Talvez você não se encaixe em nenhuma das definições acima. Mas não se preocupe, pois esse é o perfil do profissional do futuro, que já começa a fazer parte de indústrias, escritórios e agências por todo mundo. Essas características são comuns — embora não definitivas — da chamada Geração Z (ou Gen Z), um grupo de pessoas nascidas entre 1995 e 2000 e que, agora, estão entrando no mercado de trabalho.

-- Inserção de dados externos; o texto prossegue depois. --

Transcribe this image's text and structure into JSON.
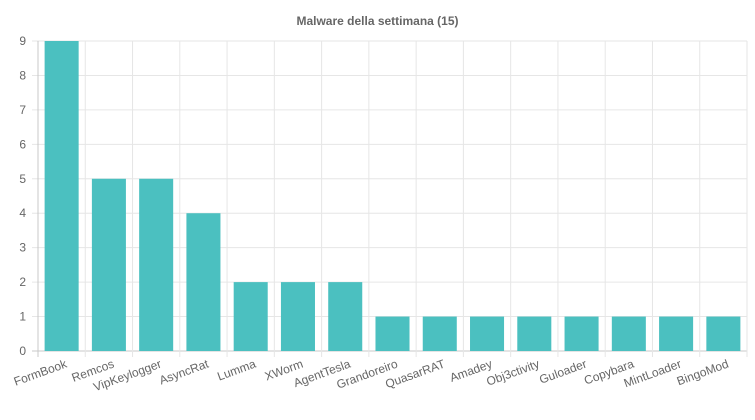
{
  "chart_data": {
    "type": "bar",
    "title": "Malware della settimana (15)",
    "xlabel": "",
    "ylabel": "",
    "ylim": [
      0,
      9
    ],
    "yticks": [
      0,
      1,
      2,
      3,
      4,
      5,
      6,
      7,
      8,
      9
    ],
    "grid": true,
    "legend": "none",
    "bar_color": "#4bc0c0",
    "categories": [
      "FormBook",
      "Remcos",
      "VipKeylogger",
      "AsyncRat",
      "Lumma",
      "XWorm",
      "AgentTesla",
      "Grandoreiro",
      "QuasarRAT",
      "Amadey",
      "Obj3ctivity",
      "Guloader",
      "Copybara",
      "MintLoader",
      "BingoMod"
    ],
    "values": [
      9,
      5,
      5,
      4,
      2,
      2,
      2,
      1,
      1,
      1,
      1,
      1,
      1,
      1,
      1
    ]
  }
}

— A Geração Z é ligada socialmente por meio dos meios eletrônicos, quer resolver tudo rápido, leva inovação às empresas e busca, constantemente, melhores desafios na carreira. Eles prezam por um ambiente dinâmico para trabalhar, com crescimento profissional acelerado e liberdade para falar de igual para igual entre todos de uma equipe, e preferem jornadas flexíveis — define a gerente de RH da UniCarioca, Cristina Telles, que destaca também o grande potencial deles para a criação e a inovação.

AVESSOS A CRÍTICAS

Em contrapartida, outro traço desse grupo recém-chegado ao mercado é a dificuldade de aceitar críticas.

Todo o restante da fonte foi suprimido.